Mais de nouveaux outils sont aujourd’hui également disponibles. Par exemple, la finalisation récente du document PCP (approche progressive de la lutte contre la fièvre aphteuse)4, préparé par la FAO et l’OIE avec la contribution de nombreux experts, permet désormais la mise en œuvre et le suivi de la stratégie mondiale. Il décrit une série d’activités réparties en stades différents (voir schéma), qui permettront d’évaluer la phase d’avancement d’un pays et/ou d’une région dans leurs programmes de contrôle et d’éradication de la maladie. Le PCP a vocation à être un outil d’autoévaluation ou d’évaluation externe réalisé sur un mode de volontariat, à la demande des États. Il est adapté aux pays infectés et pour lesquels il est nécessaire de comprendre la situation locale (ressorts épidémiologiques, souches du virus circulant, etc.) et de préparer la mise en œuvre de programmes de lutte afin de réduire l’impact de la maladie.

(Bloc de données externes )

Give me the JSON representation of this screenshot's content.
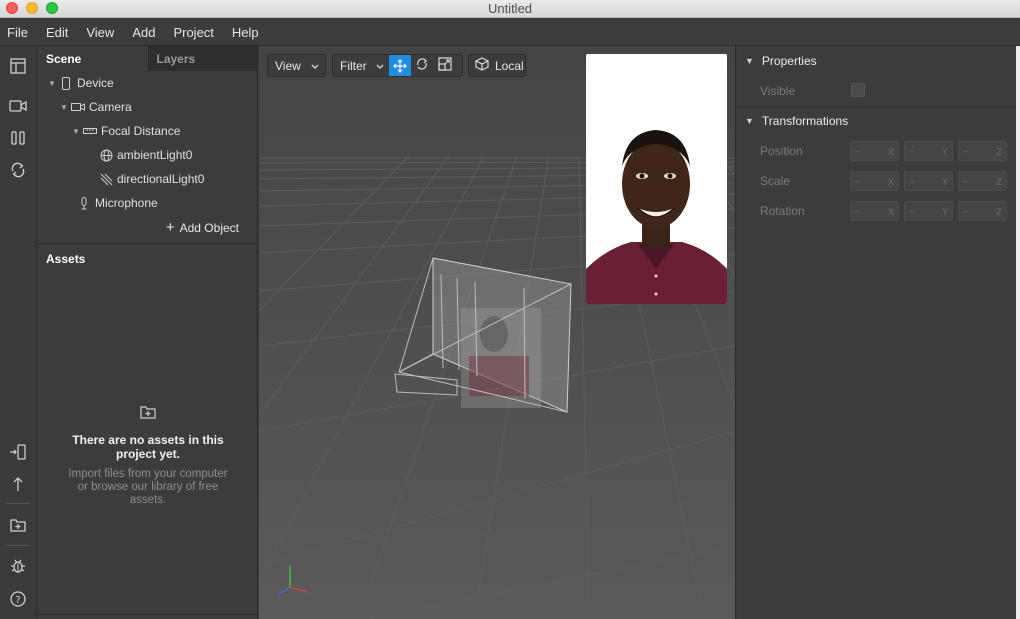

En outre, l’engagement de l’OIE dans une nouvelle étape de soutien à la prévention et à la lutte contre la fièvre aphteuse se traduit notamment aujourd’hui par la proposition d’un nouvel article au chapitre viii.5 du Code sanitaire pour les animaux terrestres (Code terrestre). Cet article prévoit la possibilité pour l’OIE d’endosser les programmes nationaux de contrôle de cette maladie, qui lui seraient soumis par les pays qui le souhaitent, accompagnés par les justificatifs qui démontrent que ces programmes peuvent être mis en place avec succès.